‘Countries don’t take jobs to people, but people to jobs’ | Manish Sabharwal | Chairman and co-founder | TeamLease Services
As 2020–a year that once seemed futuristic–draws to a close, Mint invites thought leaders, entrepreneurs and heads of corporates to share their vision for the next decade. Manish Sabharwal, chairman and co-founder, TeamLease Services, discusses five ways India can create more formal jobs with Nidheesh M.K., and says labour law, human capital and government reforms are essential
Reboot urban governance
Countries don’t take jobs to people but people to jobs. We must stop defining urbanization as shoving people into the cities, and reboot towns in terms of economy, infrastructure and educationally. Chief ministers matter more than one prime minister for job creation so we must devolve funds, functions and functionaries from Delhi. And 200 mayors matter more 29 chief ministers, so we must reboot urban governance.
Blunt informality with fewer rules
Only 1 million of 63 million enterprises pay social security; 19,500 firms have paid-up capital of Rs10 crore. Capital has been handicapped without labour and labour handicapped without capital. We must blunt informality by cutting regulatory cholesterol for enterprises. This, with civil service reform, will reduce transmission loss between how the law is written, interpreted, practiced and enforced.
Reform labour laws, create jobs
It’s taken 72 years for India’s 1.3 billion Indians to produce the same GDP as 66 million Britishers. India’s underemployment is a child of farm employment (50% of our labour force only produces 15% of GDP). The only real, sustainable and scalable way to help farmers is to move them to non-farm jobs. This needs the reform of labour laws that will enable massive non-farm, formal, private job creation.
Inclusion as an anchor value
Credit expansion is important infrastructure for job creation but we must not repeat the mindless expansion of six years starting 2008 (credit went from ₹18 lakh crore to ₹54 lakh crore and consequently we are writing off ₹14 lakh crore). Prudence, inclusion and digitization must be anchor values and the strategy of the next decade of financial expansion for banking, NBFC, debt and equity markets.

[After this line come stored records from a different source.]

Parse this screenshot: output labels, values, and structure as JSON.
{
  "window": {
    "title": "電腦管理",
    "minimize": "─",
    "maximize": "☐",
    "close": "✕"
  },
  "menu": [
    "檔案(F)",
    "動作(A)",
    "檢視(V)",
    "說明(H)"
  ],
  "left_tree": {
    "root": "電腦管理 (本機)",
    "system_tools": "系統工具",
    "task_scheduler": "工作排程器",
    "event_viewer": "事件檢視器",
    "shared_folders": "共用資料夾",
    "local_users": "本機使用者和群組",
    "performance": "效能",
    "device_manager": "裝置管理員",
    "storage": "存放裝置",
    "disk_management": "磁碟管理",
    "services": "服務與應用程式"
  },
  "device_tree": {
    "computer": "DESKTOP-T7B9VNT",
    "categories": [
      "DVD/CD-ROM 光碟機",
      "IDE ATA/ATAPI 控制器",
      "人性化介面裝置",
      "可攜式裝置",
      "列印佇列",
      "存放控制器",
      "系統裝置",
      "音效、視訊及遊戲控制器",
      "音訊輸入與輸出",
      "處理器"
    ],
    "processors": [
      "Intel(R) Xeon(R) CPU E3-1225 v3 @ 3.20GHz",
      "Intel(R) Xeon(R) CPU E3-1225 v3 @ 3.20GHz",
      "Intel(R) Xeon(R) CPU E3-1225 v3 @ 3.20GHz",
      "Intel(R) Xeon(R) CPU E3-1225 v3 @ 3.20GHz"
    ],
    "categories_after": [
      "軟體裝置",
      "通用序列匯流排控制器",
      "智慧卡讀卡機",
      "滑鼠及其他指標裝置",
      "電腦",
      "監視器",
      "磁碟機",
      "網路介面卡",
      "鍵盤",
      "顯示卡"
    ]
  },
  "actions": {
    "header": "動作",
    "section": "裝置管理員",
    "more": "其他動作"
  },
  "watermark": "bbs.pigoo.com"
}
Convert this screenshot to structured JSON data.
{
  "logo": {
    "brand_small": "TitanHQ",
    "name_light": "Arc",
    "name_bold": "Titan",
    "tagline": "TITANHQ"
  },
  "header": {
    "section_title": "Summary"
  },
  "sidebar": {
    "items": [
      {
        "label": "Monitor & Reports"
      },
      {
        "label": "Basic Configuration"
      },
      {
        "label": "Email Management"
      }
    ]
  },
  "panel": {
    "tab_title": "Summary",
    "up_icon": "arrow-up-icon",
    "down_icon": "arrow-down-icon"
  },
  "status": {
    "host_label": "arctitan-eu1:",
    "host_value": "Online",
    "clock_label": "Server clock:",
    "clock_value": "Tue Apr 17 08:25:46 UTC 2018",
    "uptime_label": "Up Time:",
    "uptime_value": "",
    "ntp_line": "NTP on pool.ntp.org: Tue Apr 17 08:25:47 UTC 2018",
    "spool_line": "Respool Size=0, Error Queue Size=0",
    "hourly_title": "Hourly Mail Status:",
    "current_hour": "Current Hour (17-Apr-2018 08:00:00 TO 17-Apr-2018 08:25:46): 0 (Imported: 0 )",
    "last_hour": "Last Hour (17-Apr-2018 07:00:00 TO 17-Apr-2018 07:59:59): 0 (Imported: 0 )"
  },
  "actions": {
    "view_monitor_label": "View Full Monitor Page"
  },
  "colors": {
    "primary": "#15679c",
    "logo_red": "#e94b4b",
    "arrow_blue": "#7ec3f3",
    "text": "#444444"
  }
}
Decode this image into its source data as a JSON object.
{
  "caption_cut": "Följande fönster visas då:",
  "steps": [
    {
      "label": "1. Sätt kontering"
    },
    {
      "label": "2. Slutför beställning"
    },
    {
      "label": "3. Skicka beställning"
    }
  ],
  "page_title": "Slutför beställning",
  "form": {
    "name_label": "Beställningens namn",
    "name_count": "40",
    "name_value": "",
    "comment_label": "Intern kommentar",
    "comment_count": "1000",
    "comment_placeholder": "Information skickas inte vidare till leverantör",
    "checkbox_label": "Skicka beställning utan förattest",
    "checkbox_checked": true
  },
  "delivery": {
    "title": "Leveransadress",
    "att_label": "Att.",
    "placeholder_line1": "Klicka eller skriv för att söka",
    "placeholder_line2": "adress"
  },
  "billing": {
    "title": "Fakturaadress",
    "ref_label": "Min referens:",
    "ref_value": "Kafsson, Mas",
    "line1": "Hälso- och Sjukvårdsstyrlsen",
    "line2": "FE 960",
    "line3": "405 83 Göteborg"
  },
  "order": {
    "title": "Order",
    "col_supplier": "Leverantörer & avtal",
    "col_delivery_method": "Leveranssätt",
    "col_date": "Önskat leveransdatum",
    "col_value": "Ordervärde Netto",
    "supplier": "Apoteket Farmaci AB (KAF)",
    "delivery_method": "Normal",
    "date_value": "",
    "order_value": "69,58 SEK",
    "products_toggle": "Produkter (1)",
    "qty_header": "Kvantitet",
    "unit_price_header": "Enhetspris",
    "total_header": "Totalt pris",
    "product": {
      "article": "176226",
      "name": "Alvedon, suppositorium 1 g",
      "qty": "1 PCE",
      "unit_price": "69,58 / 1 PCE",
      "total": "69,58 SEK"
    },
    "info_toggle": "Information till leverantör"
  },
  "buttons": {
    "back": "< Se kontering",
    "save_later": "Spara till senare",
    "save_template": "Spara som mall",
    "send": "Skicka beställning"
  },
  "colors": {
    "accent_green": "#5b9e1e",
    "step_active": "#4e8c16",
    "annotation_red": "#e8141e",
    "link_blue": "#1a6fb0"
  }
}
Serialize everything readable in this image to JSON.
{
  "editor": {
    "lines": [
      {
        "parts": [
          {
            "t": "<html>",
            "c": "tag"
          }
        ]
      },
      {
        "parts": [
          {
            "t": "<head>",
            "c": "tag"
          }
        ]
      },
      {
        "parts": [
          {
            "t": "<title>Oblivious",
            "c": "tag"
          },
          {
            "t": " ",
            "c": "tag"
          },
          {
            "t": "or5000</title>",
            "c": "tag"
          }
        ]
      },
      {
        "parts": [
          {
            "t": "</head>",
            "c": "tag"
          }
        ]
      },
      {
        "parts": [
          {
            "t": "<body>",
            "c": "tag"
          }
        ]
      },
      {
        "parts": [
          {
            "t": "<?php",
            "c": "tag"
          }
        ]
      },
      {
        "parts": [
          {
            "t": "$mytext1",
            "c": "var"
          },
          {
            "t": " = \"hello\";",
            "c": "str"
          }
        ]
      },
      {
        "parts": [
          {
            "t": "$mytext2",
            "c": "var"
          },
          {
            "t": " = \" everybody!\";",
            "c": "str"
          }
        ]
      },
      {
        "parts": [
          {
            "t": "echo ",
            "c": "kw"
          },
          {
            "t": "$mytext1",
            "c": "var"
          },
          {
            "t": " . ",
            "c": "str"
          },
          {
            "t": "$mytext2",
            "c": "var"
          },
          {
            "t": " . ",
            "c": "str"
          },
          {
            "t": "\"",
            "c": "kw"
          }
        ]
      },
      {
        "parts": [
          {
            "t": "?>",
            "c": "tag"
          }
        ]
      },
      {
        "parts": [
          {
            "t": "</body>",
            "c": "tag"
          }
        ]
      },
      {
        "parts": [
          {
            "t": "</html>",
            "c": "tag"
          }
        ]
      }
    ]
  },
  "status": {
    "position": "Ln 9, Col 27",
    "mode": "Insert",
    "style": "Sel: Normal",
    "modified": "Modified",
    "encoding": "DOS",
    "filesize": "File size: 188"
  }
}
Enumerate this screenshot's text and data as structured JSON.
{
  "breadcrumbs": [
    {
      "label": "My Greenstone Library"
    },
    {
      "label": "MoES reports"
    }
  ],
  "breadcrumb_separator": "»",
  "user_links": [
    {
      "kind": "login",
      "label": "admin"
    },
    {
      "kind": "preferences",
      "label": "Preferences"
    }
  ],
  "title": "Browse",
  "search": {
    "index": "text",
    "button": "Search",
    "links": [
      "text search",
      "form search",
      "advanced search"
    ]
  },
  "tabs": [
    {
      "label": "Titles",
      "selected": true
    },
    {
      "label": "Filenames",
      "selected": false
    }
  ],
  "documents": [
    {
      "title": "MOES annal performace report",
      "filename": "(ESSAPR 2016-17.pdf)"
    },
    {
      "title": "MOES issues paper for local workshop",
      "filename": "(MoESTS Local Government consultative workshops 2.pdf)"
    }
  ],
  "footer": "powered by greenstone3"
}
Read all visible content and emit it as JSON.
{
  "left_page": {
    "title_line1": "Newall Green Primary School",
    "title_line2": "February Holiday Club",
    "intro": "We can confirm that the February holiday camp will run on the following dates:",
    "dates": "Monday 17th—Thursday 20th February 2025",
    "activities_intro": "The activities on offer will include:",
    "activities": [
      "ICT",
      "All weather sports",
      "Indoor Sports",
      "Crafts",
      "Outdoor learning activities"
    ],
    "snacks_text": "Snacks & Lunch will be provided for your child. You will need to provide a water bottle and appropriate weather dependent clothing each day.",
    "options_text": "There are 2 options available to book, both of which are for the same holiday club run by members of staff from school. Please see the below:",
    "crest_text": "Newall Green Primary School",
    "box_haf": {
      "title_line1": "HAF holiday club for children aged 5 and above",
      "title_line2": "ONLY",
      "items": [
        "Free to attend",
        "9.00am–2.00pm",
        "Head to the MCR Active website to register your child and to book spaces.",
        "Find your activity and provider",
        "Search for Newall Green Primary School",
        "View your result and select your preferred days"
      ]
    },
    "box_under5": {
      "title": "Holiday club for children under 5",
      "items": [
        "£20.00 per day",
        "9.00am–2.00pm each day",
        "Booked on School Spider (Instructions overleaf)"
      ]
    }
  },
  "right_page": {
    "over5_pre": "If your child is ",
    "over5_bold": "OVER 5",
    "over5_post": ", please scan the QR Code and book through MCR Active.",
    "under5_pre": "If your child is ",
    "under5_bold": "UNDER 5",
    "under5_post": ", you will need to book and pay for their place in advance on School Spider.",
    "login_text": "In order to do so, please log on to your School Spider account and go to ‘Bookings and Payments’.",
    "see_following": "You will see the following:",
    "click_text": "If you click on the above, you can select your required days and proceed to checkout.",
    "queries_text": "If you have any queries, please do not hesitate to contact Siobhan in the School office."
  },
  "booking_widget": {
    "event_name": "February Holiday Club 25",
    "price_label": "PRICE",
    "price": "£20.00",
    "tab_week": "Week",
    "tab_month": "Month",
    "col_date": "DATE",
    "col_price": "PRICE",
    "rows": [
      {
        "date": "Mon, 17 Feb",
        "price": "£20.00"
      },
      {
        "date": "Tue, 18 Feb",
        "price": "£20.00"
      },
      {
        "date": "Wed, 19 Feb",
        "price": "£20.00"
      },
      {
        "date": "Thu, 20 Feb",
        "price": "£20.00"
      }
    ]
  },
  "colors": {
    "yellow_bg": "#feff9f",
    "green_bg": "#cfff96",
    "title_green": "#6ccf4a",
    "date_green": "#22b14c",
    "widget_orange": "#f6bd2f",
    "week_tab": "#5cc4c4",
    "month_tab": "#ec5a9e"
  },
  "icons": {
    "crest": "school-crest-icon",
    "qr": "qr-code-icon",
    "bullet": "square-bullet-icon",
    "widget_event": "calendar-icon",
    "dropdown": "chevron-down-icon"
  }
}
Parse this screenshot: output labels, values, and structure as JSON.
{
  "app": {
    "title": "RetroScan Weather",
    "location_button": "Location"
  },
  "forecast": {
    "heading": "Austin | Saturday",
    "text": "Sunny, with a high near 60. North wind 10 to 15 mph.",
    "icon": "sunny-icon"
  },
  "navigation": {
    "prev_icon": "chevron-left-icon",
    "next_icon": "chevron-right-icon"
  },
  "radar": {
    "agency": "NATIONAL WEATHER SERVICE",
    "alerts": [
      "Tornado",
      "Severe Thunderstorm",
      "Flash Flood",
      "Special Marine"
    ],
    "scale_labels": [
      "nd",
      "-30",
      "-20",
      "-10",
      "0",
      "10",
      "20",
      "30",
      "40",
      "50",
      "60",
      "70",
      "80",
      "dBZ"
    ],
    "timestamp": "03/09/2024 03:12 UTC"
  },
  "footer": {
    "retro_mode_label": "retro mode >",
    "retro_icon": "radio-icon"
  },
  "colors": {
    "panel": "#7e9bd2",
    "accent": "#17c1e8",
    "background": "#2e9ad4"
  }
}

Partition govt roles clearly
Solving labour market problems of matching (connecting demand to supply), mismatch (repairing supply for demand) and pipeline (preparing supply for demand) need policy boldness and openness. Human capital is a horizontal problem that challenges a government set up vertically. We need to partition government roles of regulator, policy maker and service provider.